GLASGOW, Scotland — The British government has agreed to invest 60 million British pounds ($91 million) in a company developing an air-breathing rocket engine, a senior government official said July 16.
At a press briefing and a subsequent address to the U.K. Space Conference here, British Science Minister David Willetts said the investment, to occur in two tranches in the coming two years, should be sufficient to encourage the private sector to complete the financing needed for the company, Reaction Engines, to develop a prototype in 2017.
Alan Bond, founder of Abingdon, Britain-based Reaction Engines and currently its managing director, said the company will use the government’s commitment to seek the 180 million pounds in additional funds needed to develop a prototype of the Synthetic Air-Breathing Rocket Engine, SABRE.
Willetts could not resist a mild dig at the European Space Agency (), saying the agency is once again embroiled in a dispute between France and Germany over how to proceed with the Ariane rocket series. Addressing ESA Director-General Jean-Jacques Dordain, who spoke at the conference just after the minister, Willetts said:
“Ariane is a reliable and effective conventional launch system. But the world is changing and we want to see Britain at the forefront of the next generation of launch and propulsion technologies.”
Reaction Engines has been pursuing its idea of a spaceplane that would separate oxygen from air, cool it and use it as fuel for both suborbital flight and missions to low Earth orbit, for more than two decades.
The company has received an initial endorsement of its key work on a high-speed heat exchanger from the 20-nation ESA, which was called in to validate the work.
Constantinos Stavrinidis, head of ESA’s mechanical engineering department, said the SABRE engine holds enormous promise but that it will take time to carry the work through to a prototype and flight demonstrator.
Stavrinidis said Willetts’ office had sent a small team of experts to ESA’s European Space Research and Technology Centre in Noordwijk, Netherlands, to ask detailed technical questions about the status of the SABRE engine in advance of the government’s decision to make the investment.
“I have rarely seen such thorough questioning by a ministerial team,” Stavrinidis said. “Lots of governments talk about innovation, but Minister Willetts is actually promoting it with investment. Look, the government could have made a symbolic investment of 5 million pounds. Instead, they decided to come in with a large sum of money.”

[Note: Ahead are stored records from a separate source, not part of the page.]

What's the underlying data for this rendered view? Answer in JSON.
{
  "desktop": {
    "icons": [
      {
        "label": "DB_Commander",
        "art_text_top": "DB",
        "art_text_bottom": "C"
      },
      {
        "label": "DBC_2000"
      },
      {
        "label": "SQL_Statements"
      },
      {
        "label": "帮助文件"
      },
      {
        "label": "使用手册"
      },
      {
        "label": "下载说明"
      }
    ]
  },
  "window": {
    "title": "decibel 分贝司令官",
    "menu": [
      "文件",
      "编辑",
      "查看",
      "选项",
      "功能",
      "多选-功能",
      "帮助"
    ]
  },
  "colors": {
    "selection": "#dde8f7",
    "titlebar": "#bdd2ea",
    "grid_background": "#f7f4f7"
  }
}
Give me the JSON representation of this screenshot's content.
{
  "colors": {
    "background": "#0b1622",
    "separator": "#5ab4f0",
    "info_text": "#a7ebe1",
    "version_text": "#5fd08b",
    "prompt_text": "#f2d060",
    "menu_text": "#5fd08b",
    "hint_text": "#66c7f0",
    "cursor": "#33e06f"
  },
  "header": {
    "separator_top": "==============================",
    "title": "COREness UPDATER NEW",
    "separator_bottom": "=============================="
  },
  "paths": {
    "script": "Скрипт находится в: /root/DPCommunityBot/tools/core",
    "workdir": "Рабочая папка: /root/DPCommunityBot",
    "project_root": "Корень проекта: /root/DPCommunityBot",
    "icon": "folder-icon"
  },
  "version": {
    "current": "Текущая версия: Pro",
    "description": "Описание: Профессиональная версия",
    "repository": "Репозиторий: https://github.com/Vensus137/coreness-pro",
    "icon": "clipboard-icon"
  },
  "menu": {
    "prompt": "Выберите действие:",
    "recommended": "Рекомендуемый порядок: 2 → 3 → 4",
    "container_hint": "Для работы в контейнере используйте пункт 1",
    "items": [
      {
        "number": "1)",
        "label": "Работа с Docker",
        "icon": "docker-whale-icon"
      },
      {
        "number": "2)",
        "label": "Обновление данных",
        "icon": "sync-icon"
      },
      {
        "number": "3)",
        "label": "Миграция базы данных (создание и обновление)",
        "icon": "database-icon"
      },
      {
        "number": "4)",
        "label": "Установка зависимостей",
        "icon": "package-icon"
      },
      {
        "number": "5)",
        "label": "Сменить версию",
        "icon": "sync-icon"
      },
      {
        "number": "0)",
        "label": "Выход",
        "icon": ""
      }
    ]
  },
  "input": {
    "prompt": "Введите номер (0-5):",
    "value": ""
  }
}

In his speech, Willetts said Britain mistakenly let the United States purchase rights to a British turbojet engine in the 1940s “and sealed America’s entry into the jet age” by letting an exciting new technology “slip through our fingers.”
“This time the government is certainly not prepared to lose the engine technology that could revolutionize access to space,” Willetts said.
During the press briefing, Willetts said the British government has no intention of preventing Reaction Engines from being purchased by a non-British company at some point if that makes sense for the company.
But he said his goal is to be sure that, should that day arise, Reaction Engines will have “put down roots” in Britain that are deep enough to guarantee a long-term technology presence even if the formal ownership of the company were to change.
In a separate presentation here, Bond said the company has been 85 percent funded so far by ESA and other government agencies, and 15 percent by wealthy individuals. He said he never imagined that raising funds would be so hard, or take so long.
He said he came up with the original work on the SABRE engine when he was 38 years old. He is now 68. “That’s how difficult it is” to raise money on a new technology, he said. “And I was told today that this is not the end of the process; it’s just the end of the beginning.”
Some investors, Bond said, were persuaded to come forward once ESA had delivered its initial favorable impression of the basic SABRE technologies following several months of study in 2010. ESA in turn grew more confident about the company when it learned of backing by well-regarded individuals.
In a complaint that will resonate with many entrepreneurs, Bond said there must be a more efficient use of engineers’ time than to have them continually search for funding.